Het was niet Mimi Pinson, het was niet Suzon: het was meer dan Suzon, het was, in één wezen, alle Suzons op aarde!’
Wat dunkt u van dien stijl? Welk een levendigheid en welk een verval. Hoe echt, hoe overtuigend tevens! Ge kunt hem niet in zijn vaart stuiten. Hij is onweêrstaanbaar.
De gelukkigen, die door hèm geprezen werden! Zij konden er zeker van zijn, dat hij het meende. Geen invloeden van buiten werkten op zijn meeningen in.
* * *
Tot zijn litteraire bagage behoorden niet slechts kritieken.
In 1833, dus op zijn vijf-en-twintigste jaar kwam hij te Parijs - hij werd geboren te Saint-Sauveur-le-Vicomte. Eerst uitte hij zijn litterairen drang in verzen, doch spoedig noodzaakte zijn onbemiddelde staat hem, journalistiek werk te verrichten. Hij schreef litteraire kronieken in ‘Le Réveil’, ‘Le Pays’ en ‘Le Constitutionnel’, en tooneelkritieken in ‘Le Nain jaune’, aan welks hoofd een andere geestige schrijver, de boulevardier Aurélien Scholl, stond.
Tusschentijds liet hij werken van romantischen aard het licht zien, zooals ‘La vieille maîtresse’, ‘L'abbé de la Croix-Jugan’, ‘Les diaboliques’ - door een preutsche censuur op het verbodlijstje geplaatst -, ‘Ensorcelée’ enz.
Welk een fantasie betoonde hij in zijn romans! En welk een passie, glanzende door den stijl heen. Er is iets wilds en iets geweldigs in zijn verhalen, iets van daemonischen aard. Voeg daarbij, dat de kleuren van zijn taalpalet veel en fel waren, en ge kunt u voorstellen, hoe die werken genoten werden door degenen onder zijn tijdgenooten, die hem in zijn bizarre fantastische vlucht vermochten te volgen.
Tusschen de bedrijven door schreef hij, ‘Les prophètes du passé’, een nauwgezette studie over verschillende moralisten en denkers.
Een polygraaf?... Goed, een polygraaf, maar een met een ontzaggelijke hoeveelheid kennis, een bizonder schrijftalent en oorspronkelijke inzichten.

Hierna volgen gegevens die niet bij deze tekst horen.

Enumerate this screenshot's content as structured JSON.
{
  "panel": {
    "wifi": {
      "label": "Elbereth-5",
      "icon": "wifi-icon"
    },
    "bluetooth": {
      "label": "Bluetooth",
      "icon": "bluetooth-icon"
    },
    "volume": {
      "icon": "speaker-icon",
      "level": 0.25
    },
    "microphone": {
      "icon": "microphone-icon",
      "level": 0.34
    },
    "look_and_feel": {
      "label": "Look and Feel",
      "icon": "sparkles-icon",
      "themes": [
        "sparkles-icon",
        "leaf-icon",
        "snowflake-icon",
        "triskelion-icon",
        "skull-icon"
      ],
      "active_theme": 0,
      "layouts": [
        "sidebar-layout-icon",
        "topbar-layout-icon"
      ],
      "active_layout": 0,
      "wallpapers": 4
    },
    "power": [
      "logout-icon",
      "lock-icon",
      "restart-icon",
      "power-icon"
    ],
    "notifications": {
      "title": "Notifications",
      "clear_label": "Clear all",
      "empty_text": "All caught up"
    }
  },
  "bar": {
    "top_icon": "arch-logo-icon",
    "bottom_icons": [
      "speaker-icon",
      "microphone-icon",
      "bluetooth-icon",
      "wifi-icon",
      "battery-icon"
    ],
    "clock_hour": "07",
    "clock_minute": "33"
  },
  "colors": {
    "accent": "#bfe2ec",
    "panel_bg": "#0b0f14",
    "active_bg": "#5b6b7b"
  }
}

Men beweert, dat een van Victor Hugo's onuitgegeven versregels luidt:
Barbey d'Aurevilly, formidable imbécile!
Het is haast niet te gelooven. ‘Formidable’ - akkoord. Doch ‘imbécile’ - honderdmaal neen. Wèl had hij vooroordeelen, en niet geringe. Zoo had hij een hevigen afkeer van schrijvende vrouwen. Hij schoor ze allen over één kam, en het was hem een groot genot, zijn scherpe pijlen op hen af te schieten. Zoo was hij fel katholiek, een ultramontaan, die striemende zweepslagen uitdeelde aan wie zich naar zijn inzichten kantte tegen de katholieke dogmen. Te dien opzichte spaarde hij zelfs niet de katholieke priesters.
Zijn religieuze onverdraagzaamheid ging zóó ver, dat hij den lof zong van den Bartholomeus-nacht en het betreurde, dat men wel Luther's geschriften, doch niet hemzelf op den brandstapel had gebracht!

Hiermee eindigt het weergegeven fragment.